The groundbreaking results prove a strong correlation between eating disorders in models and pressure from agencies – which can constitute as workplace health and safety and worker rights’ violations for models. It has long been known that models are pressured to lose weight to unhealthy levels under threat of being cut from agencies. However, this is the first study to provide evidence.
Unhealthy weight control behaviors were far more prevalent in the model population than the total population: 71% had “sometimes, often, or always” engaged in dieting, 56% in fasts/detoxes, 23% in weight loss supplements/diet pills, 16% in stimulants/Ritalin, 8% in self-induced vomiting, 7% using cocaine to lose weight, and even 2% choosing to get their nutrients through an IV drip rather than eating. The study concludes by making policy proposals that models indicated they would be in favor of and would be feasible to implement.
“The fashion industry plays a critical role in the development and widespread dissemination of thin-ideal imagery,” the study’s authors write,
"However, these images are sometimes created at the cost of the fashion models' health due to the pressures they experience to embody the thin-ideal, as well as the health of the wider population, particularly among adolescent girls in whom exposure to these images is associated with higher risk for eating disorders.”
To think that the majority of, naturally thin, models face such intense industry pressure to further slim down that they develop health problems, is horrifying enough in itself – before even thinking about the ripple effect for the rest of society.

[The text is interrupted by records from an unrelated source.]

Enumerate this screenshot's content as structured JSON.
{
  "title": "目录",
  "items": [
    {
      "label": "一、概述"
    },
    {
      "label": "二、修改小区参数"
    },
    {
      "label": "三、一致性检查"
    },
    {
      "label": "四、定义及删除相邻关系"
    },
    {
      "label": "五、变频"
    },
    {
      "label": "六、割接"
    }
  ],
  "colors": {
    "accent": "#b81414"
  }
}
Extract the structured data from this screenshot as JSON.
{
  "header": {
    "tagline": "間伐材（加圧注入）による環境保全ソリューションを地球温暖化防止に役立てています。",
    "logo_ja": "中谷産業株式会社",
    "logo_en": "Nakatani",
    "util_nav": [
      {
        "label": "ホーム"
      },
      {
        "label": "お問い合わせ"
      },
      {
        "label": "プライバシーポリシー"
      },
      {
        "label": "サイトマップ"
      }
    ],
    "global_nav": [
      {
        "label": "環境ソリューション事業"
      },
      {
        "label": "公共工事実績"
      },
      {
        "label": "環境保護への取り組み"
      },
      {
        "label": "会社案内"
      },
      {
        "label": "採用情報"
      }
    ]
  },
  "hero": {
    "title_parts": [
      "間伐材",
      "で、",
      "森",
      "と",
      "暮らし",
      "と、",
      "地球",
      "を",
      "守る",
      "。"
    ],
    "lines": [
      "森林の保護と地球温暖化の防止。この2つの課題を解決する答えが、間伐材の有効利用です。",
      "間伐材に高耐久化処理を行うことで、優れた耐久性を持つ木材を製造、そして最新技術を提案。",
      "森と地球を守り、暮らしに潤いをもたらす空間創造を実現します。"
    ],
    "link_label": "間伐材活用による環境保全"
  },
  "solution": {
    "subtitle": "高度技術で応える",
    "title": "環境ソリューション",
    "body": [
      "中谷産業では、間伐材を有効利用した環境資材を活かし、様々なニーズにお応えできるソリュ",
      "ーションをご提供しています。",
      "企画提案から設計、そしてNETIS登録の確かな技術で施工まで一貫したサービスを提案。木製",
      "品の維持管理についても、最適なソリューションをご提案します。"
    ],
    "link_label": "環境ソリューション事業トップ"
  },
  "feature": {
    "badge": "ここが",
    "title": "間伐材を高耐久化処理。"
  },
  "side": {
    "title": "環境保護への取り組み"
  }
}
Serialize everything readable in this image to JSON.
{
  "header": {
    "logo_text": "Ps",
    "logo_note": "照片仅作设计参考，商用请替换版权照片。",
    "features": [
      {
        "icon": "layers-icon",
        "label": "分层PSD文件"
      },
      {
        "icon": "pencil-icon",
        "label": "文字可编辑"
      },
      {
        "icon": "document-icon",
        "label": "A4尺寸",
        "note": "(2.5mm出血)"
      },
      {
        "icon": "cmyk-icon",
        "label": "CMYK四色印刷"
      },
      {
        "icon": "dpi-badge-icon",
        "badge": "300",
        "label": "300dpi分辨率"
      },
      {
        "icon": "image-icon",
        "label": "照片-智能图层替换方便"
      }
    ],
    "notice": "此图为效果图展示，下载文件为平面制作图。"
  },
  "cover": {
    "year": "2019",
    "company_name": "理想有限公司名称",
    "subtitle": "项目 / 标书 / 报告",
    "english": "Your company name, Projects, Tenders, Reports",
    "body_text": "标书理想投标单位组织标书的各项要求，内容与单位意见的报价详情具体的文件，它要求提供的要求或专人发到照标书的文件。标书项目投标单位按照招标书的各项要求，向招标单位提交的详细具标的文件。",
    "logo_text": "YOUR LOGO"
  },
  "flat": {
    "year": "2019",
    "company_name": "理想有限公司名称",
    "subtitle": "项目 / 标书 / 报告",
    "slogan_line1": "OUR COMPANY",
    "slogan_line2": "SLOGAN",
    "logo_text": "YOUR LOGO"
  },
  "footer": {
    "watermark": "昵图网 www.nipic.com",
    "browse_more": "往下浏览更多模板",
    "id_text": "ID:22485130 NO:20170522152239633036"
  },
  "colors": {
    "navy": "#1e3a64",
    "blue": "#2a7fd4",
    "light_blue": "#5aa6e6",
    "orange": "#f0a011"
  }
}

Fashion allows for the celebration of self-expression, individuality, and creativity in everyday life. However, when the industry routinely and systematically promotes such extreme thinness, fashion can lose its empowering meaning.
It is an honest question: why is it necessary that models be so incredibly thin? At the current sample sizes used in runway shows, an average American woman who is considered healthy but still very thin in a size 2 or 4 would be told to lose 20 more pounds – which is why oftentimes underage, pubescent models are used to model women’s clothing. This isn’t even to mention the complete lack of size diversity.
Rather, it seems the industry is willing to sacrifice the mental and physical health of its own members because it’s incredibly profitable for them to commoditize the need for social and self-approval. In turn, causing many young girls and women to do the same.